The mood of the conference was a bit low, since it was the last happening of this event, but we did have some fine workshops, Specially the one about code refactoring from Katrina Clokie and the one about web page testing by Alan Richardson

We did a weekend trip to Canfranc, probably Europe's most awesome train station. I can not imagine how well this masterpiece of architecture would have been preserved if it was built in France or England. Sadly in Spain we prefer to invest in Calatrava rather than preserve our heritage.

Before summer, we realised that with three testers we weren't enough for testing everything, so we opened a job offer...

The Engineering team did a public speaking workshop, and even that I wasn't delivering any talk, I managed to join by recording the talks and taking some pictures.

And since everybody was in the talk delivery mode, I recorded a talk (In Spanish) explaining what you get out from Exploratory Testing and Automated Tests, what is the difference and why you should care about both.

Another trip to the Pyrenees, and this time my kids wanted to test the boundary about being in just one country at the time. Here they stand with their left feet in Spain, while their right one is in France!

Starting Summer, we rented a second bike, and went our for a ride. Valencia - Utiel - Ademuz - Salvacañete - Teruel - Valencia. More than 400 km of wineyards, forests, rocky mountains... pure awesomeness.

Finally, after searching for the next tester to join the team, we found Juan Verdú, right out of Texas! Or Juan found us, you never know for sure...

I went back to London for the Tester Gathering Workshops. This time I learnt about Cynefin, How to tell stories, What Blockchain is all about and what is Amazon web services, what Lambdas, Buckets, S3, SNS, SQS, SWF... and all this SRE lingo stands for.
Yes, and the Pubs in England, those places with centuries of history, where bucaneers, sailors, traders, pirates and Software Testers sit together to tell stories and make plans about the future.

The summer holidays were spent on a Family roadtrip from Valencia all the way up to Denmark. Two weeks across France and Germany so that we would have plenty of time to walk and discover the places where we were stopping for the night.

Back to work, Tomislav and I we went back to Denmark for the Copenhagen Context Conference. We delivered a talk about how we are creating a testing community out of nothing in Valencia, what worked and what didn't work. Also, helping Morten Hougaard with his conference was a great pleasure since this conference has been a turning point for the career of both of us.

We went to the local testing conference VLC Testing. And apart of observing how well the testing community is growing in Valencia, we got the chance to listen to Claudia Badell explaining their approach to Testing. 

I recorded a short video introducing the Cynefin framework (In Spanish) just for the fun of it.

And for closing the year, after one of those weeks where you live in the office, I decided to get some family points back and we went to Karlsruhe (Germany) to a Music festival, to see Hammerfall perform live.

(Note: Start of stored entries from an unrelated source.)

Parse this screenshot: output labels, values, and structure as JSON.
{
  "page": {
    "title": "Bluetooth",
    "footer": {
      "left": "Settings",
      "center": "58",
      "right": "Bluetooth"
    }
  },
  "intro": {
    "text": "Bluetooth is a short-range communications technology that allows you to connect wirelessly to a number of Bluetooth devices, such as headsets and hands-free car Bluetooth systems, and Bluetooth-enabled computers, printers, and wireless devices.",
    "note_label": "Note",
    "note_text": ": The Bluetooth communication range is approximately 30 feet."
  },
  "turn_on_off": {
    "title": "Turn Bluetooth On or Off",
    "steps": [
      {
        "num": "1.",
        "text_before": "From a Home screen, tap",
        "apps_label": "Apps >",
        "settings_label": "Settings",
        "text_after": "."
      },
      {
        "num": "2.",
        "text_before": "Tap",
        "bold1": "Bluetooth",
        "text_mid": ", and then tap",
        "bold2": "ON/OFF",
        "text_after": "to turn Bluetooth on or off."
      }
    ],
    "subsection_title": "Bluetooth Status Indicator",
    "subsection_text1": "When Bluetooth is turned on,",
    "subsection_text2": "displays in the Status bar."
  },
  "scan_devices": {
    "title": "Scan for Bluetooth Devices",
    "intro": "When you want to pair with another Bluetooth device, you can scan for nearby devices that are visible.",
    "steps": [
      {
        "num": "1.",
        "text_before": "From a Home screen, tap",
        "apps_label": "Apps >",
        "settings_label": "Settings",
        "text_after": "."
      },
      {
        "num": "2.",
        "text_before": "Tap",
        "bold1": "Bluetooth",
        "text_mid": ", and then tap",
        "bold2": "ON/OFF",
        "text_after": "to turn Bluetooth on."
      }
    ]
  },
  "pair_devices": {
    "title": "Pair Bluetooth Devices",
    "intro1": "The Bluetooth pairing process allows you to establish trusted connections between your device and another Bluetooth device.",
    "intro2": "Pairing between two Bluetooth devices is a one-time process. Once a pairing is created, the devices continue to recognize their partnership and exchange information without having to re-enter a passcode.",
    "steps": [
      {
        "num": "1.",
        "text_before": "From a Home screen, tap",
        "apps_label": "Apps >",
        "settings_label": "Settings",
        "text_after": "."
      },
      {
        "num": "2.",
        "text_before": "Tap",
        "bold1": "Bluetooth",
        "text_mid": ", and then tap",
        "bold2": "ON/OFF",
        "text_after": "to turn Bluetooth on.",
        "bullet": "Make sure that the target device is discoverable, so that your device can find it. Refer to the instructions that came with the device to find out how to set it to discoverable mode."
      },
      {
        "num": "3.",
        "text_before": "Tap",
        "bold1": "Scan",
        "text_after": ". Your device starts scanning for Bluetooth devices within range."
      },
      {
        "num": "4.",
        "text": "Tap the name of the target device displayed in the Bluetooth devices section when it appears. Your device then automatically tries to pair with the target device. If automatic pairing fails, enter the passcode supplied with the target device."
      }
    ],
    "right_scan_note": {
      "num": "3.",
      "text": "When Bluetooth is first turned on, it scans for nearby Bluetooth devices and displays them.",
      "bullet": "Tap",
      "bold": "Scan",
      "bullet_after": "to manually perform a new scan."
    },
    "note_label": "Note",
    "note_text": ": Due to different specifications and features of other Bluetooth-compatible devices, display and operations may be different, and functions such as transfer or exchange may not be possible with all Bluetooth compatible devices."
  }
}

I started this blog back in 2012, after a post by Pradeep about why a tester should blog, and for my very first post I used a phrase from Joacim Cans, the singer of the band, that he said back in 2003.

The band has evolved in these 15 years, their presence on stage is more mature, more coordinated, more powerful, and at the same time they keep interacting with the audience and having fun.

It was nice to see them again, it was nice to be there with my wife, we should repeat this from time to time.

2017 has been a great year, let's see what we get out of 2018.